Western blotting of cell lysate controls (e.g. Hela +/− pervandate, Jurkat +/− Calyculin) was used to validate each antibody for the presence of a single band of appropriate MW and phosphorylation specificity.

4.5. Statistical analysis

Six-replicate reverse phase microarray data from treated and untreated cells were compared using a two-tailed unpaired heteroscedastic t-test. Comparisons generating p-values < 0.05 were considered significant. For statistically significant analytes, log₂ fold change was determined using the median values for the individual treated and untreated data sets. Two-tailed unpaired heteroscedastic t-tests were also used to evaluate statistical significance for NGF secretion, NGF gene expression, and cytotoxicity assays (described below). All figures are plotted with error bars as Mean + SD. P-values are indicated as p ≤ 0.05 labeled with one asterisk, p ≤ 0.01 labeled with two asterisks, p ≤ 0.001 labeled with 3 asterisks, and p ≤ 0.0001 labeled with 4 asterisks. P values greater than 0.05 are unlabeled or labeled as ns for clarity.

4.6. Cytotoxicity assays

After exposure to compound or vehicle-alone in OptiMEM I media for four hours, Alamar blue dye (ThermoFisher Scientific, Waltham, MA) was added directly to the media and allowed to incubate for one hour. Following incubation, A₅₇₀/A₆₀₀ measurements were made to calculate reduction of resazurin dye to resorufin. A ratio of reduction in treated versus untreated cells was calculated in order to determine overall cell viability.

4.7. Antagonist assays

Antagonist assays were performed using a 20 minute preincubation of cells with OptiMEM containing the inhibitor. UO126 (Sigma Aldrich), FR180204 (Merck Millipore, Billerica MA USA), BI-D1870 (Santa Cruz Biotechnology, Dallas, TX USA), 217505 (Merck Millipore) were solvated to equal concentrations in DMSO. Literature in vitro IC₅₀ values for intended targets were available as 10–30 nM for BI-D1870 [78] and 72 nM for UO126 [79]. Literature in vivo IC₅₀ values for intended targets were available as 2.9 uM for 217505 [80] and FR180204 [81]. In expectation that in vitro IC₅₀ values would be lower than in vivo, a range of concentrations was selected from below the predicted IC₅₀ value to above the predicted IC₅₀ value to show dose response as well as complete inhibition. The inhibitor 217505 was poorly soluble above 1 uM under our assay conditions. A complete dose response for 217505 was not performed, as the effects of CREB on NGF gene expression are already well documented and the highest usable dose had no effect on NGF secretion. NGF secretion experiments with UO126, FR180204, and BI-D1870 were always performed in tandem. To facilitate comparisons, NGF secretion experiments with 217505 were vehicle normalized to the other antagonist experiments.

Declarations

Author contribution statement

Justin B. Davis: Conceived and designed the experiments; Performed the experiments; Analyzed and interpreted the data; Wrote the paper.
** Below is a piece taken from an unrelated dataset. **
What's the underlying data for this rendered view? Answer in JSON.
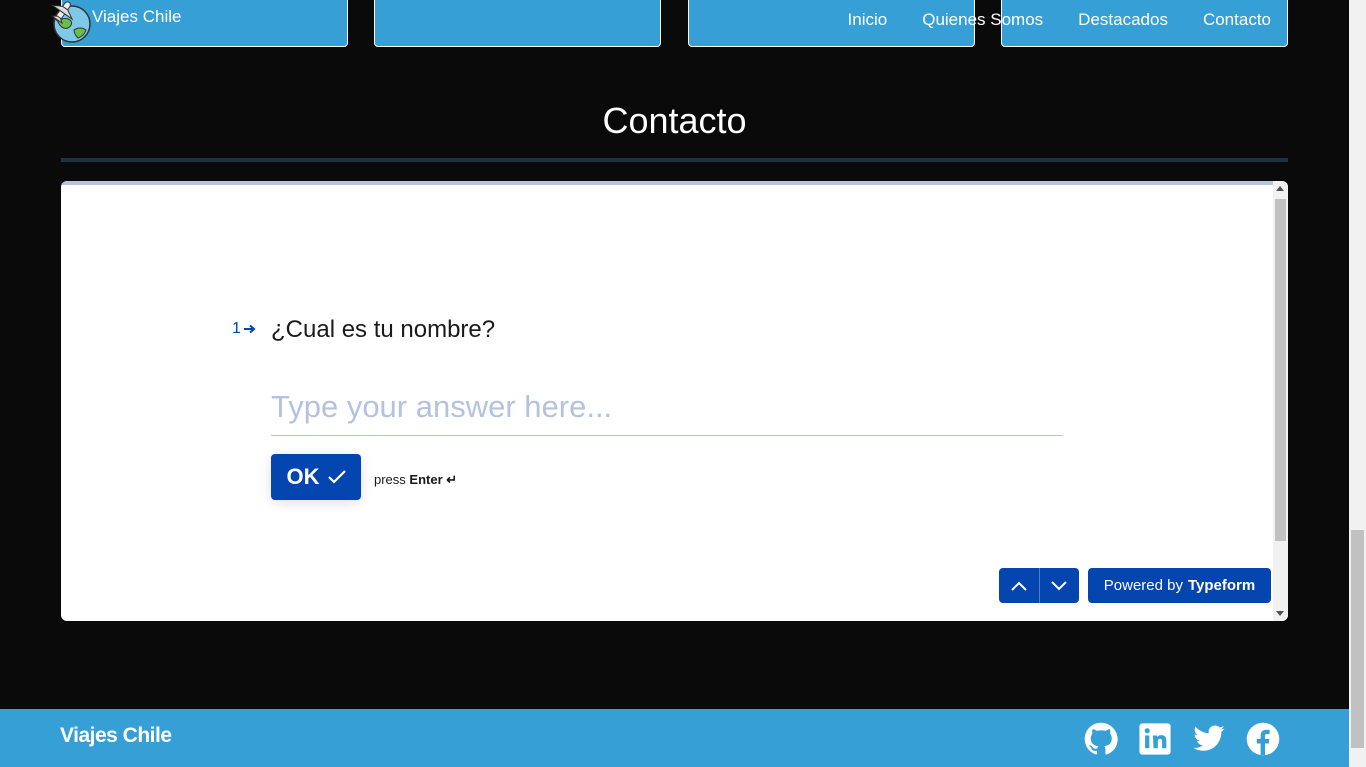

Valerie Calvert: Performed the experiments; Analyzed and interpreted the data.

Steven Roberts, Sabrina Bracero: Performed the experiments.
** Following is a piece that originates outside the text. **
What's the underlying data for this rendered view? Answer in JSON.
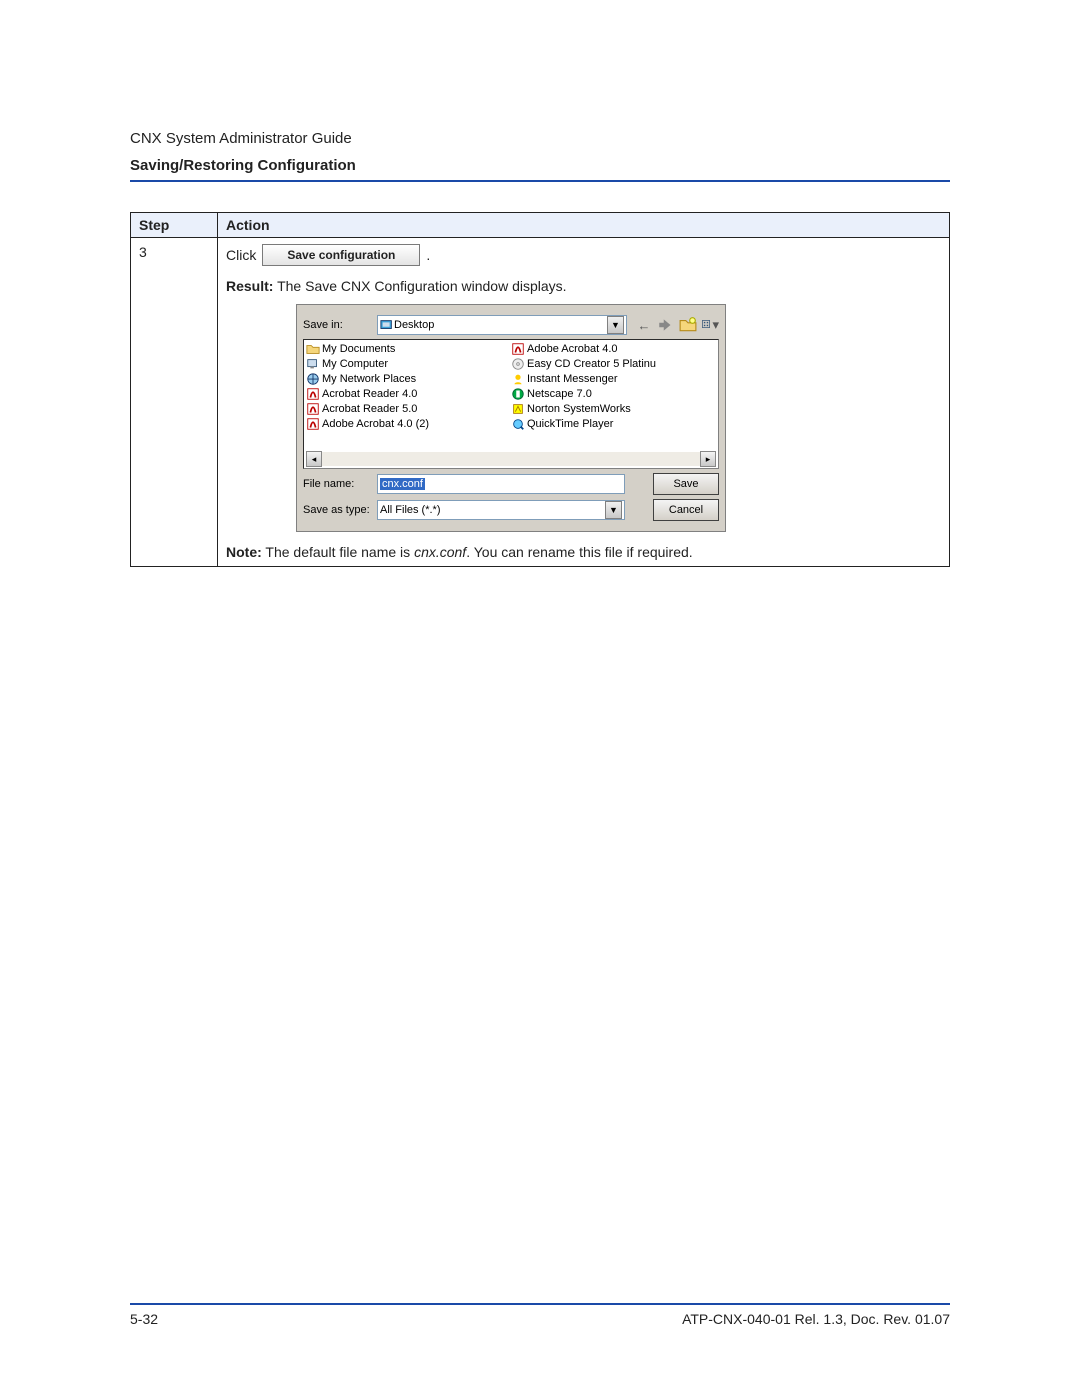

Emanuel Petricoin: Conceived and designed the experiments; Analyzed and interpreted the data; Contributed reagents, materials, analysis tools or data.
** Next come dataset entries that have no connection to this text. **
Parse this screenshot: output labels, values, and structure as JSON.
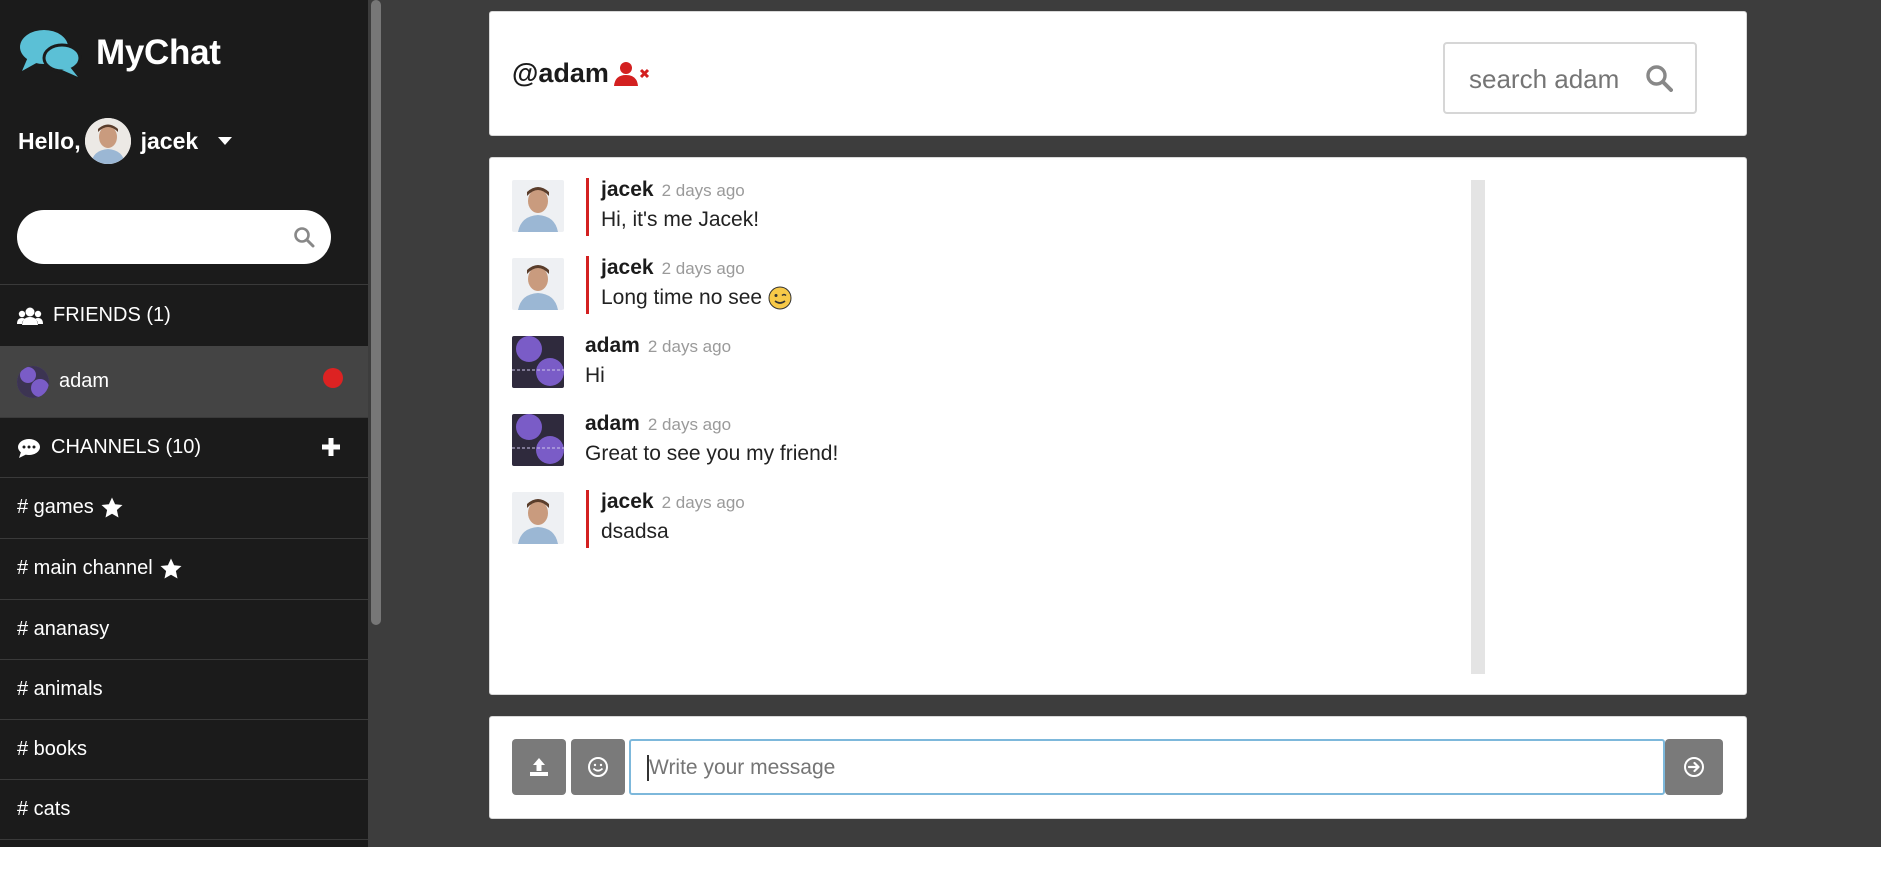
{
  "brand": {
    "name": "MyChat",
    "icon": "chat-bubbles-icon",
    "color": "#5bc0d6"
  },
  "user": {
    "greeting": "Hello,",
    "name": "jacek"
  },
  "sidebar": {
    "search_placeholder": "",
    "friends_header": "FRIENDS (1)",
    "friends": [
      {
        "name": "adam",
        "status_color": "#dd2222"
      }
    ],
    "channels_header": "CHANNELS (10)",
    "channels": [
      {
        "label": "# games",
        "starred": true
      },
      {
        "label": "# main channel",
        "starred": true
      },
      {
        "label": "# ananasy",
        "starred": false
      },
      {
        "label": "# animals",
        "starred": false
      },
      {
        "label": "# books",
        "starred": false
      },
      {
        "label": "# cats",
        "starred": false
      }
    ]
  },
  "chat": {
    "title": "@adam",
    "search_placeholder": "search adam",
    "remove_user_color": "#dd2222",
    "messages": [
      {
        "author": "jacek",
        "time": "2 days ago",
        "text": "Hi, it's me Jacek!",
        "own": true
      },
      {
        "author": "jacek",
        "time": "2 days ago",
        "text": "Long time no see",
        "own": true,
        "emoji": "wink"
      },
      {
        "author": "adam",
        "time": "2 days ago",
        "text": "Hi",
        "own": false
      },
      {
        "author": "adam",
        "time": "2 days ago",
        "text": "Great to see you my friend!",
        "own": false
      },
      {
        "author": "jacek",
        "time": "2 days ago",
        "text": "dsadsa",
        "own": true
      }
    ]
  },
  "composer": {
    "placeholder": "Write your message"
  },
  "colors": {
    "sidebar": "#1b1b1b",
    "background": "#3d3d3d",
    "accent_red": "#d32020",
    "button": "#7a7a7a"
  }
}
Robin Couch: Conceived and designed the experiments; Analyzed and interpreted the data; Contributed reagents, materials, analysis tools or data; Wrote the paper.

Funding statement

This work was supported by the Commonwealth Health Research Board (grant #247-01-12) and the Alzheimer's & Related Diseases Research Award Fund (Virginia Center on Aging grant #15-7).

Competing interest statement

The authors declare no conflict of interest.

Additional information

No additional information is available for this paper.